白冰也有些氣喘吁吁,便躲避對方凌厲的攻勢,一邊吹奏清心咒那是極為耗費氣力的。而且看起來孫大勇已經絲毫不受影響了,孫大勇應付的辦法很粗暴,一旦腦子里犯迷糊他便咬一口自己的嘴唇,上下唇鮮血淋漓,卻有效的用疼痛抵抗住了樂曲帶來的影響。
白冰知道,此曲已經無法制住對方。于是猛地吸了一口氣,翻轉橫笛。笛音一變,從縹緲婉轉之音瞬間變幻為瑰麗急促之樂。那已經是魔音門三大圣曲中的第一首月影花魂之曲。魔音門三大圣曲乃是至高武技,以白冰的修為尚不能駕馭其中之一,這月影花魂之曲白冰是死記硬背強行練習,吹奏出來難發揮一成之功。但只有這一成,卻已經足夠對付這些衛士們。孫大勇之流也許好勇斗狠拳腳功夫不輸與人,但對付這種高深的武功,以樂音惑人的功夫,靠著咬嘴唇是不成的。
果然,樂音一變,旁觀眾人便已經開始變得癲狂,就連孫大勇也開始狂笑起來。但他一息神智尚存,手腳上拳打腳踢,將周圍的花樹和土石打的斷裂飛濺,人卻逐漸威頓。
白冰的日子也不好過,月影花魂之曲乃魔音門至高三大圣曲之一。三大圣曲都是靠以內力透過樂曲蠱惑對手,讓其神智混亂,從而達到傷人于無形的目的。即便此曲是三大圣曲之中要求能力最低的一首,白冰的內力也是無法駕馭此曲的。今日好勇斗狠,強行吹奏此曲,那已經是超過了她的能力。只吹數節,鼻中已有鮮血流出,已然傷及己身了。再強行吹奏下去,恐怕要大口吐血了。
就在此時,一個人影捂著耳朵飛奔而出,沖到自己都開始犯迷糊的白冰面前,一把奪過青笛。笛音停止的那一刻,周圍眾人撲通通相繼倒下,白冰也身子一軟,倒在那人的懷中。

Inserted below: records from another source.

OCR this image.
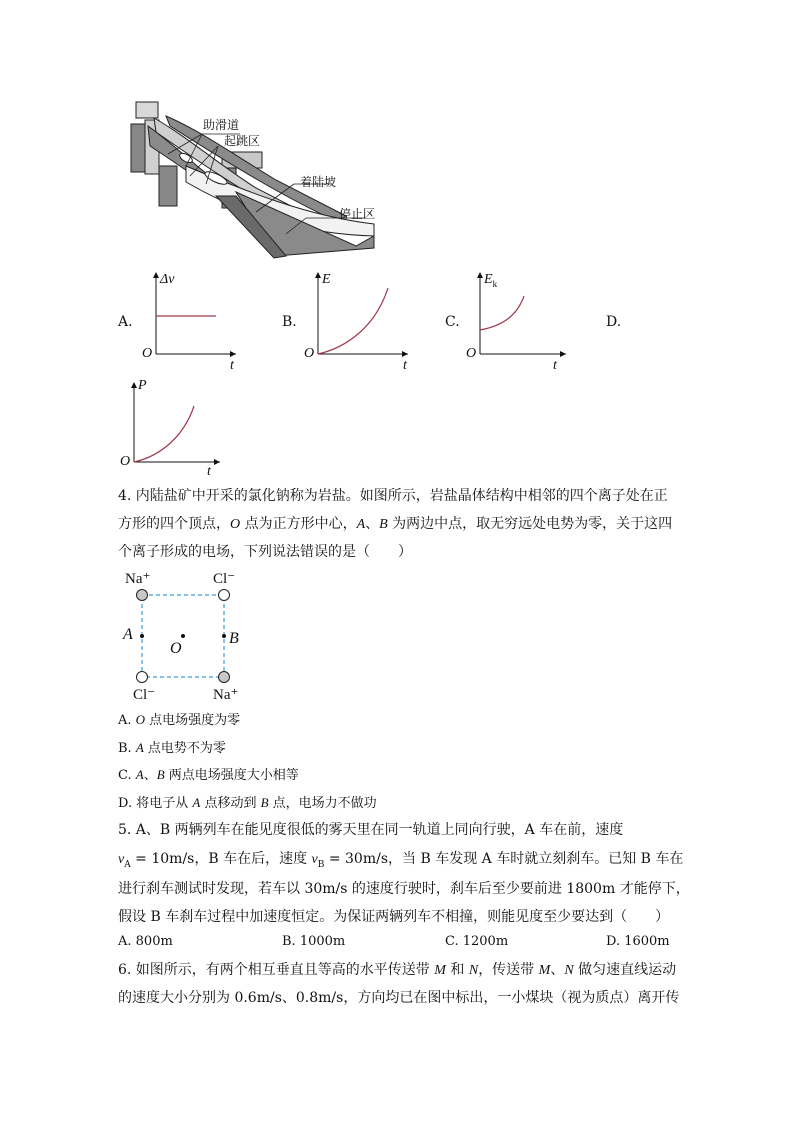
助滑道
起跳区
着陆坡
停止区
A.
Δv
O
t
B.
E
O
t
C.
$E_k$
O
t
D.
P
O
t
4. 内陆盐矿中开采的氯化钠称为岩盐。如图所示，岩盐晶体结构中相邻的四个离子处在正
方形的四个顶点，O 点为正方形中心，A、B 为两边中点，取无穷远处电势为零，关于这四
个离子形成的电场，下列说法错误的是（　　）
Na⁺	Cl⁻
Cl⁻	Na⁺
A	B
O
A. O 点电场强度为零
B. A 点电势不为零
C. A、B 两点电场强度大小相等
D. 将电子从 A 点移动到 B 点，电场力不做功
5. A、B 两辆列车在能见度很低的雾天里在同一轨道上同向行驶，A 车在前，速度
$v_A = 10m/s$，B 车在后，速度 $v_B = 30m/s$，当 B 车发现 A 车时就立刻刹车。已知 B 车在
进行刹车测试时发现，若车以 30m/s 的速度行驶时，刹车后至少要前进 1800m 才能停下，
假设 B 车刹车过程中加速度恒定。为保证两辆列车不相撞，则能见度至少要达到（　　）
A. 800m	B. 1000m	C. 1200m	D. 1600m
6. 如图所示，有两个相互垂直且等高的水平传送带 M 和 N，传送带 M、N 做匀速直线运动
的速度大小分别为 0.6m/s、0.8m/s，方向均已在图中标出，一小煤块（视为质点）离开传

“胡鬧,胡鬧切磋比武怎么變成以死相博了胡鬧。要氣死我不成”林覺大聲喝道。
“冰兒,你怎樣你怎樣”看著懷中的白冰閉著眼睛臉色蒼白的樣子,林覺又忍不住心疼的詢問。
白冰喘了口氣睜眼輕聲道“沒事,我沒事。懷里有藥。”
林覺摸出藥品來,捻了一顆藥丸塞進她嘴巴里,白冰閉目咽下,這才氣息漸漸變勻。幸而打斷及時,只奏了兩小節樂曲,否則受傷會更重。